I admit it. I’ve been waffling. My dear friends have been frank with me: I’ve never settled before, why now; I could get a different referral, etc.
It’s funny how the mind works. Now that I know that Dr. Taylor has no choice since MSP has approved the surgery, it’s been tempting to give him my choice of surgery over liposuction and go forward. The fact that I haven’t called him to give him my choice is telling.
My friends and even my brain is right, why would I trust such a person to do this for me? So I admit, I’ve waffled.
Why am I not seeking another opinion? I don’t have a good answer to why I’ve delayed. I do know that a HUGE concern for me is the cost that will happen should I seek a consultation in Vancouver (and lower mainland). And the cost of surgery on the mainland – not that the surgery itself will cost me, but the travel and subsequent return to Vancouver Island. This part of it SUCKS. Money is tight for Vince and me. It does have to factor in somewhat.

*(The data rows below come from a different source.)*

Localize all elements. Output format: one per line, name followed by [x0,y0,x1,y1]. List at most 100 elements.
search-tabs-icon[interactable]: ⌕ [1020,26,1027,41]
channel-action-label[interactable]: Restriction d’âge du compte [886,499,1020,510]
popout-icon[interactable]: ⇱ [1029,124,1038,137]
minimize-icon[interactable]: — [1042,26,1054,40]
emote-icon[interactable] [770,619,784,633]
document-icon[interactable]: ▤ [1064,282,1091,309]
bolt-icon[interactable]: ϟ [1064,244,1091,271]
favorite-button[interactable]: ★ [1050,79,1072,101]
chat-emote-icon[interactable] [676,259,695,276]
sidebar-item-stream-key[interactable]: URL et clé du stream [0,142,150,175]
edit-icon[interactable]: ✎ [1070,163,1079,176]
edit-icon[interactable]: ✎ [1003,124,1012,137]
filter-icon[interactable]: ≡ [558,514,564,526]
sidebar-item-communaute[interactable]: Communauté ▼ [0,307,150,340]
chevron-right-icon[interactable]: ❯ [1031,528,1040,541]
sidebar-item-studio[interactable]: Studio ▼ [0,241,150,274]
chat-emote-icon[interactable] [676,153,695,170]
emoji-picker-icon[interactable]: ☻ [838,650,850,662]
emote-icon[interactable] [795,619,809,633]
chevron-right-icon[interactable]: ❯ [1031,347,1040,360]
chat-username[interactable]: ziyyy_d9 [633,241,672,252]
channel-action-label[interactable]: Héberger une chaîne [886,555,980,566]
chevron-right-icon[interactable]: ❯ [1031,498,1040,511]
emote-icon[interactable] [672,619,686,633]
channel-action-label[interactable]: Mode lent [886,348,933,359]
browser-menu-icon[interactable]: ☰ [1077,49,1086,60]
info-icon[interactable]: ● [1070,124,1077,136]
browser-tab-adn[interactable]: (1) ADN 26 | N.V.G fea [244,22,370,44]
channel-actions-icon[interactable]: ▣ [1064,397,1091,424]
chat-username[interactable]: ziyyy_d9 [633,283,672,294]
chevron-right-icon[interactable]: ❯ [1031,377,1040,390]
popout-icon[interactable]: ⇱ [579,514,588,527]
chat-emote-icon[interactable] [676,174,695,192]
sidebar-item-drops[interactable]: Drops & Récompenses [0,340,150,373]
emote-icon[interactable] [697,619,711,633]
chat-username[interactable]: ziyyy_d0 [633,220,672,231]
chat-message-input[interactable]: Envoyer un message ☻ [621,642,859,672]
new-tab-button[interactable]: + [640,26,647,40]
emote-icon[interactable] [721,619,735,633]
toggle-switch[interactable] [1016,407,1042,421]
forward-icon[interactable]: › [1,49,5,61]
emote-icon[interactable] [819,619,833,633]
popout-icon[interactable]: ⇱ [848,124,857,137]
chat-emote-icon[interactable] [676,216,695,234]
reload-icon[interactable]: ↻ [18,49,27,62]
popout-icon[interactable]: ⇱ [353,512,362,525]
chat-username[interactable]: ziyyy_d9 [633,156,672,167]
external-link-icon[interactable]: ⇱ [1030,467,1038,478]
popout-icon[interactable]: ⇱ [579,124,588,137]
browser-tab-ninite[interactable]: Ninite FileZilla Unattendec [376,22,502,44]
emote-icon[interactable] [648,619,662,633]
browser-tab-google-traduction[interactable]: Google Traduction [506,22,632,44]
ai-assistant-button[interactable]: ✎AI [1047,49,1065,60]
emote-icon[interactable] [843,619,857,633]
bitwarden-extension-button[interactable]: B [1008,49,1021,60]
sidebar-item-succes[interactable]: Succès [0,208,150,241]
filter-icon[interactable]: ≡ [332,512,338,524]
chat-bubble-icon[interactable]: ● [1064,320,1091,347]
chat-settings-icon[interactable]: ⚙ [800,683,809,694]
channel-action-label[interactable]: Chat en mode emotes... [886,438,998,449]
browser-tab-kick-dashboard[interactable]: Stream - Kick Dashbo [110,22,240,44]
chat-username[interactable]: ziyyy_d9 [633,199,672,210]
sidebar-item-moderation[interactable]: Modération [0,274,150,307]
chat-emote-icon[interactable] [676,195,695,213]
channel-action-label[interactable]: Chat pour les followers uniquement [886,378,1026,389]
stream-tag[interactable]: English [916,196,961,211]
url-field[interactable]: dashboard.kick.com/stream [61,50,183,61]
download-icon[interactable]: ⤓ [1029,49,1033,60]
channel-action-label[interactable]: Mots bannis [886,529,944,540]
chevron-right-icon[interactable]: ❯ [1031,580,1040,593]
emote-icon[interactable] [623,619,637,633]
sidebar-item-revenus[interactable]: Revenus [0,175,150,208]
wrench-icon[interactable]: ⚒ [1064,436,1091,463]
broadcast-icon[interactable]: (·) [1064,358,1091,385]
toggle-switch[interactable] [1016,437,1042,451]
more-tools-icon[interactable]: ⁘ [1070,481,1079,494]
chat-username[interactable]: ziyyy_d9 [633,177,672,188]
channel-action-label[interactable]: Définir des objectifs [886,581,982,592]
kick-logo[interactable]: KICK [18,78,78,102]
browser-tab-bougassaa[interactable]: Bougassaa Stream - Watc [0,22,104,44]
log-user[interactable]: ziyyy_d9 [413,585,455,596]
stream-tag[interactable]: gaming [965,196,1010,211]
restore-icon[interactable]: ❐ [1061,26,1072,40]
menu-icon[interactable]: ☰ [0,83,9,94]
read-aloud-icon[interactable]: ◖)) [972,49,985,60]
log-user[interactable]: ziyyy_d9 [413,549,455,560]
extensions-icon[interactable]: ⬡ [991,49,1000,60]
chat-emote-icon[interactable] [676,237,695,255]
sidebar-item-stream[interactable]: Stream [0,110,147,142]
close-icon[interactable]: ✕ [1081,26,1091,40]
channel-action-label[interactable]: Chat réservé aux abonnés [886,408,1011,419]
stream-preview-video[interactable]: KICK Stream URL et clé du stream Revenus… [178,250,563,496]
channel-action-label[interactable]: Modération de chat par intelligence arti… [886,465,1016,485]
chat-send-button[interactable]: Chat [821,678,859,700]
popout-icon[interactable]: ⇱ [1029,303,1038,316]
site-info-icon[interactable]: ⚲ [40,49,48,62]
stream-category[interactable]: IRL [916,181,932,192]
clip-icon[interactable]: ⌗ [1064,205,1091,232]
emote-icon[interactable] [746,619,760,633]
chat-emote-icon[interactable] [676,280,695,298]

Yesterday I did a prescription refill check-in with my GP, except my GP is on maternity leave and I got her substitute. I talked about my upcoming physical (6-mo check up and annual report to the Cancer Centre). In the process of describing my dilemma, she was so amazing: Gayle, we’ll talk again about it in December, but know that Victoria is NOT your only option and we’ll work together on it. It almost made me cry.
There is another reason. It took 2 fraking years to get one appointment. How long till the next?
I’ll let you know what transpires in December.